Wednesday 22 February 2012

Life is a highway - through the mountains - and I'm driving a Smart Car.

You know, life is pretty good.  Except for one little detail.  I'm tired of being bipolar.  I'm tired of smoking pot because I look for the high to take the edge off the mood swings, then dealing with the guilt of smoking the pot, then the anxiety that it often triggers.  Then I give it up for a day or two.  Maybe a week, then I start to get tired of every single emotion being so goddamned intense and I want to get high.  Just good and stoned so I can sleep at night.

I'm feeling a little stuck, actually.  My husband still smokes ciggarettes, and he tokes, too, and sometimes I do it as much to spend time with him.  We don't smoke in the house.  We smoke in his tool shed.  It's got a TV and a computer with cable and internet... he doesn't spend much time in the house, really.  We often end up with him out there and me in the house, for a couple of hours.  I miss his company. 

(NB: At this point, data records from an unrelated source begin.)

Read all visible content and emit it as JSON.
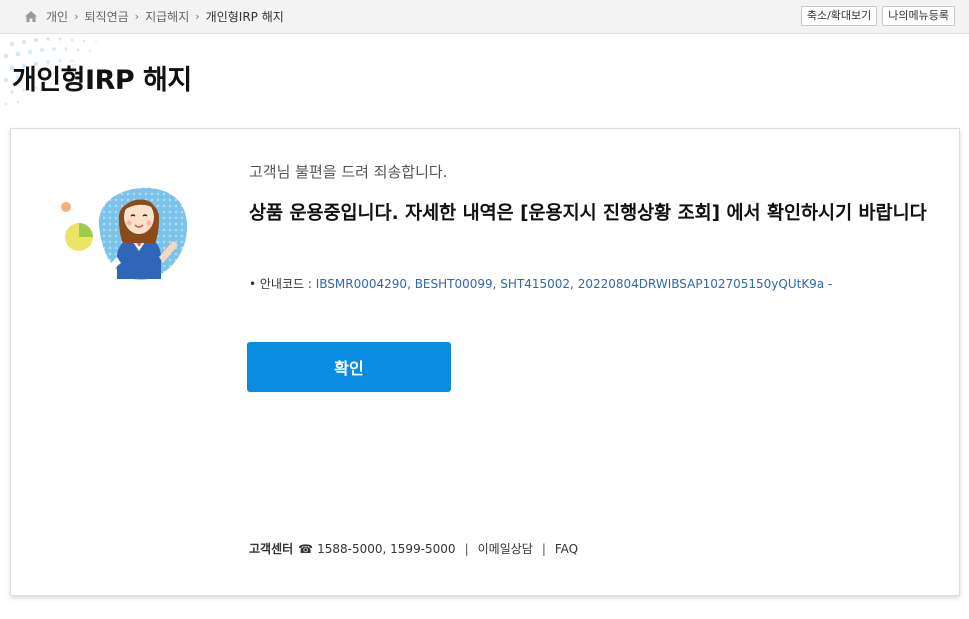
{
  "breadcrumb": {
    "items": [
      "개인",
      "퇴직연금",
      "지급해지",
      "개인형IRP 해지"
    ]
  },
  "top_buttons": {
    "zoom": "축소/확대보기",
    "register_menu": "나의메뉴등록"
  },
  "page": {
    "title": "개인형IRP 해지"
  },
  "message": {
    "apology": "고객님 불편을 드려 죄송합니다.",
    "main": "상품 운용중입니다. 자세한 내역은 [운용지시 진행상황 조회] 에서 확인하시기 바랍니다",
    "code_label": "• 안내코드 :",
    "codes": "IBSMR0004290, BESHT00099, SHT415002, 20220804DRWIBSAP102705150yQUtK9a -"
  },
  "actions": {
    "confirm": "확인"
  },
  "footer": {
    "center_label": "고객센터",
    "phone_icon": "☎",
    "phones": "1588-5000, 1599-5000",
    "email": "이메일상담",
    "faq": "FAQ",
    "sep": "|"
  },
  "colors": {
    "primary": "#0a8de0",
    "code_link": "#2a6ab0"
  }
}
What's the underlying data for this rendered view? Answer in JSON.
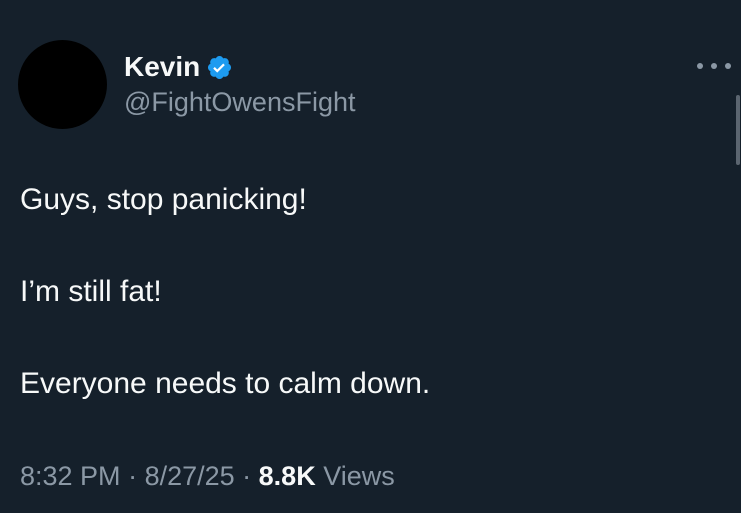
{
  "tweet": {
    "author": {
      "display_name": "Kevin",
      "handle": "@FightOwensFight",
      "verified": true,
      "verified_color": "#1d9bf0",
      "avatar_color": "#000000"
    },
    "more_icon": "more-horizontal-icon",
    "text_lines": [
      "Guys, stop panicking!",
      "I’m still fat!",
      "Everyone needs to calm down."
    ],
    "meta": {
      "time": "8:32 PM",
      "separator": " · ",
      "date": "8/27/25",
      "views_count": "8.8K",
      "views_label": "Views"
    }
  },
  "colors": {
    "background": "#15202b",
    "primary_text": "#f7f9f9",
    "secondary_text": "#8b98a5"
  }
}
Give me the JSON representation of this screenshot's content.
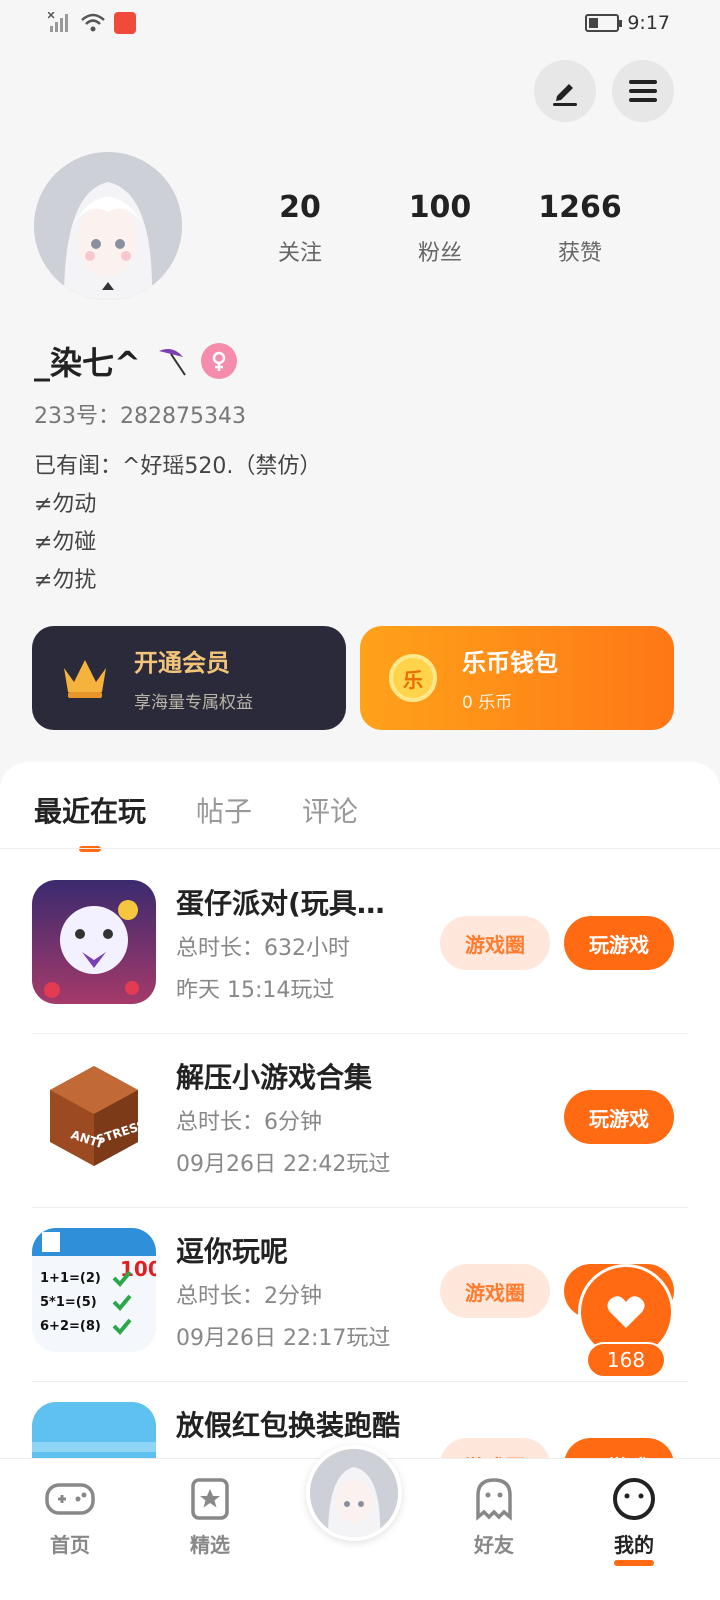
{
  "status_bar": {
    "time": "9:17",
    "icons": [
      "signal-icon",
      "wifi-icon",
      "app-badge-icon",
      "battery-icon"
    ]
  },
  "header": {
    "edit_icon": "pen-icon",
    "menu_icon": "hamburger-menu-icon"
  },
  "profile": {
    "stats": [
      {
        "value": "20",
        "label": "关注"
      },
      {
        "value": "100",
        "label": "粉丝"
      },
      {
        "value": "1266",
        "label": "获赞"
      }
    ],
    "username": "_染七^",
    "gender": "female",
    "id_line": "233号：282875343",
    "bio": [
      "已有闺：^好瑶520.（禁仿）",
      "≠勿动",
      "≠勿碰",
      "≠勿扰"
    ]
  },
  "cards": {
    "vip": {
      "title": "开通会员",
      "subtitle": "享海量专属权益"
    },
    "wallet": {
      "coin_char": "乐",
      "title": "乐币钱包",
      "subtitle": "0 乐币"
    }
  },
  "tabs": [
    {
      "label": "最近在玩",
      "active": true
    },
    {
      "label": "帖子",
      "active": false
    },
    {
      "label": "评论",
      "active": false
    }
  ],
  "games": [
    {
      "title": "蛋仔派对(玩具…",
      "duration": "总时长：632小时",
      "last_played": "昨天 15:14玩过",
      "community_label": "游戏圈",
      "play_label": "玩游戏"
    },
    {
      "title": "解压小游戏合集",
      "duration": "总时长：6分钟",
      "last_played": "09月26日 22:42玩过",
      "play_label": "玩游戏",
      "icon_text": [
        "ANTI",
        "STRESS"
      ]
    },
    {
      "title": "逗你玩呢",
      "duration": "总时长：2分钟",
      "last_played": "09月26日 22:17玩过",
      "community_label": "游戏圈",
      "play_label": "玩游戏",
      "icon_text": [
        "1+1=(2)",
        "5*1=(5)",
        "6+2=(8)",
        "100"
      ]
    },
    {
      "title": "放假红包换装跑酷",
      "duration": "",
      "last_played": "",
      "community_label": "游戏圈",
      "play_label": "玩游戏"
    }
  ],
  "floating_like": {
    "count": "168"
  },
  "bottom_nav": [
    {
      "label": "首页",
      "icon": "gamepad-icon",
      "active": false
    },
    {
      "label": "精选",
      "icon": "star-card-icon",
      "active": false
    },
    {
      "label": "好友",
      "icon": "ghost-icon",
      "active": false
    },
    {
      "label": "我的",
      "icon": "smiley-face-icon",
      "active": true
    }
  ],
  "colors": {
    "accent": "#ff6a13",
    "vip_bg": "#2b2a3a",
    "vip_gold": "#f2c57a",
    "community_bg": "#ffe7db"
  }
}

But I've got to get away from the pot for awhile I think.  I need to find out if I can still deal with this whole damned bipolar thing without the high.  See if all my high-faluting theories mean anything without the pot.  See who I really am, when I'm just being me.  See if I really can just be me.  What if I end up back on meds?  I've got nothing against medicating for it, that's not the problem.  It's what the meds do to me.  The side effects of the pot are nothing compared to the side effects of prescription meds!  I'm already on a few prescriptions for other reasons and dealing with the unpleasant side effects of the anti-cholesterol medication.  Adding a new one to the mix isn't going to help.  Besides, every time I was medicated, I leveled off but I leveled off low.  I didn't get any creative urges, my imagination dried up, and I stopped dreaming.  I felt like I was only half alive.  I can't do that again.